In apertura di serata la magnifica Ouverture delle Creature di Prometeo, pressoché unico brano rimasto in repertorio delle musiche scritte da Beethoven nel 1801 per il balletto omonimo. Sono soltanto una manciata di minuti, ma sufficienti alla Ioffe per valorizzarne la rigorosa struttura: che da un lato guarda all’eleganza formale classica e, dall’altro, lascia affiorare – attraverso un’inesausta varietà dinamica – quelle novità che di lì a poco caratterizzeranno il vorticoso parossismo musicale rossiniano. Pochi anni dopo, nel 1808, le urgenze romantiche saranno invece del tutto evidenti nella Quinta sinfonia (forse la pagina più iconica di Beethoven), dove lievitano nell’arco dei quattro movimenti. Se nell’‘allegro con brio’ iniziale esse vengono ancora tenute sotto traccia dalla Ioffe attraverso un incedere orchestrale austero e solenne, si stemperano gradualmente nel secondo movimento, fino a esser completamente libere di manifestarsi nel terzo e quarto. Una lettura sempre rigorosa e metricamente molto scandita, dove l’accuratissima gestione delle dinamiche diventa inequivocabile segno espressivo.
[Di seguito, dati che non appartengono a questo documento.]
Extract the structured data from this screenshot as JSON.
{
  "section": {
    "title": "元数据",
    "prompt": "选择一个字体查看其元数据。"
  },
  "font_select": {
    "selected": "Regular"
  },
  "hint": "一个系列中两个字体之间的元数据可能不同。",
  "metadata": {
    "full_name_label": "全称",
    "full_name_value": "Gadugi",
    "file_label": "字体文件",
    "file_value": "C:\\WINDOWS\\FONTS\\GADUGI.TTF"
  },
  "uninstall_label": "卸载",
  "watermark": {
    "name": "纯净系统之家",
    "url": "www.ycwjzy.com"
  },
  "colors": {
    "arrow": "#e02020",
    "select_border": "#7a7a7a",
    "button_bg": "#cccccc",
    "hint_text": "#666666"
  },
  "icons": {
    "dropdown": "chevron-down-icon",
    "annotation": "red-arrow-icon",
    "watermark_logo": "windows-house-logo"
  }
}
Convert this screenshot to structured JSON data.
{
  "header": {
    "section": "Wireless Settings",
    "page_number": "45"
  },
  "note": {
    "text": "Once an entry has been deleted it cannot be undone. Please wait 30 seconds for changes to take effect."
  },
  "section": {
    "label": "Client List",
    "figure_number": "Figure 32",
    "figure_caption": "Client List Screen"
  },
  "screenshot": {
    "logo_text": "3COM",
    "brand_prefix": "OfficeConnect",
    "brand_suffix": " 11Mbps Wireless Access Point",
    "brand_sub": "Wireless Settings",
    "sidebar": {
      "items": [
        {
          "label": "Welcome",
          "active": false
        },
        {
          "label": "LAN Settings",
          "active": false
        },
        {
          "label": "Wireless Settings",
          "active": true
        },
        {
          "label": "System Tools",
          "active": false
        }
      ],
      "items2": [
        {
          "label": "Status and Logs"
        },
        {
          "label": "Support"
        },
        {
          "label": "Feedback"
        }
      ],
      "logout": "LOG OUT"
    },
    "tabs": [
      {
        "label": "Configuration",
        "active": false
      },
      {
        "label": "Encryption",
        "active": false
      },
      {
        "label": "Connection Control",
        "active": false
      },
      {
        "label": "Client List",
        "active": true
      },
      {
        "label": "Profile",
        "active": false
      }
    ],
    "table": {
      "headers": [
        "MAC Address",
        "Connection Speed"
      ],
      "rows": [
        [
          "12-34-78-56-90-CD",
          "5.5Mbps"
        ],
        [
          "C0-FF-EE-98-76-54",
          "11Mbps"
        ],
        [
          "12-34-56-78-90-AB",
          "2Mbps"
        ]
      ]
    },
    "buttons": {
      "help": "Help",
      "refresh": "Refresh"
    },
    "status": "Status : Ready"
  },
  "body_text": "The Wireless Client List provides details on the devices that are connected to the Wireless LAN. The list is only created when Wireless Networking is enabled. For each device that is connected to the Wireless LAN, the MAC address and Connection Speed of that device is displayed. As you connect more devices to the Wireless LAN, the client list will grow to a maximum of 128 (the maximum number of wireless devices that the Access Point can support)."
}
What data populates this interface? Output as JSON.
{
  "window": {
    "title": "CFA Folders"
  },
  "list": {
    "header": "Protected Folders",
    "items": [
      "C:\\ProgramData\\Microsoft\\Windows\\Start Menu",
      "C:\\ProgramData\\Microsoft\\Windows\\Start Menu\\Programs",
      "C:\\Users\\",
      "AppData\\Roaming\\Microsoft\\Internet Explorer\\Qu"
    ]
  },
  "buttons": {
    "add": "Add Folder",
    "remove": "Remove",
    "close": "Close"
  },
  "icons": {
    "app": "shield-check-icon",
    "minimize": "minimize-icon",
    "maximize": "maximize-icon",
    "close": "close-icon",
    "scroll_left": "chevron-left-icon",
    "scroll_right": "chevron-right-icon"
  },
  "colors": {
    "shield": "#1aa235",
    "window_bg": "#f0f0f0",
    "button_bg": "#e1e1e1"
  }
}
Il rigore ritmico è ancor più necessario, anzi decisamente indispensabile, per rendere avvertibili la varietà di ascendenze del Concerto per pianoforte e orchestra n.1 in do minore, composto nel 1933 da Šostakovič, che a ventisette anni aveva già avuto modo di mostrare tutto l’eclettismo del suo talento. Particolare l’organico del brano: il ruolo solistico del pianoforte – che nella tradizione russa aveva avuto un peso fin troppo ingombrante – viene infatti ridimensionato da un’orchestra di soli archi e, soprattutto, dalla presenza della tromba (l’ottimo Nicola Baratin, dal 2020 prima parte dell’Orchestra Haydn). La lettura della Ioffe ha sottolineato l’eterogeneità di temi sapientemente amalgamati, le suggestioni popolari e jazzistiche, senza trascurare quella vena romantica che serpeggia sia negli archi sia in alcuni passaggi della tastiera e, soprattutto, nel malinconico duetto tra pianoforte e tromba. Nello stesso tempo è riuscita a far avvertire la presenza dei temi beethoveniani (a cominciare dalla celebre Appassionata) e le palesi intenzioni irriverenti, se non addirittura dissacranti, associate a questa pagina. Solista di lusso l’ucraina – è nata a Kharkiv, città oggi tristemente famosa – Anna Kravtchenko. A ulteriore dimostrazione delle proprie non comuni qualità (nel 1992 ha vinto il prestigioso concorso Busoni di Bolzano), ha poi intrattenuto il pubblico con un Notturno di Chopin. Un’eloquente espressione delle emozioni che il compositore sapeva comunicare attraverso la tastiera, seppure lontana sia dalla sofferta vicenda esistenziale di Šostakovič (funestata dai suoi tormentati rapporti con il potere sovietico) sia dalla tensione morale che animava Beethoven: i due riverberi del reticolo musicale che ha scandito le traiettorie dell’intera serata.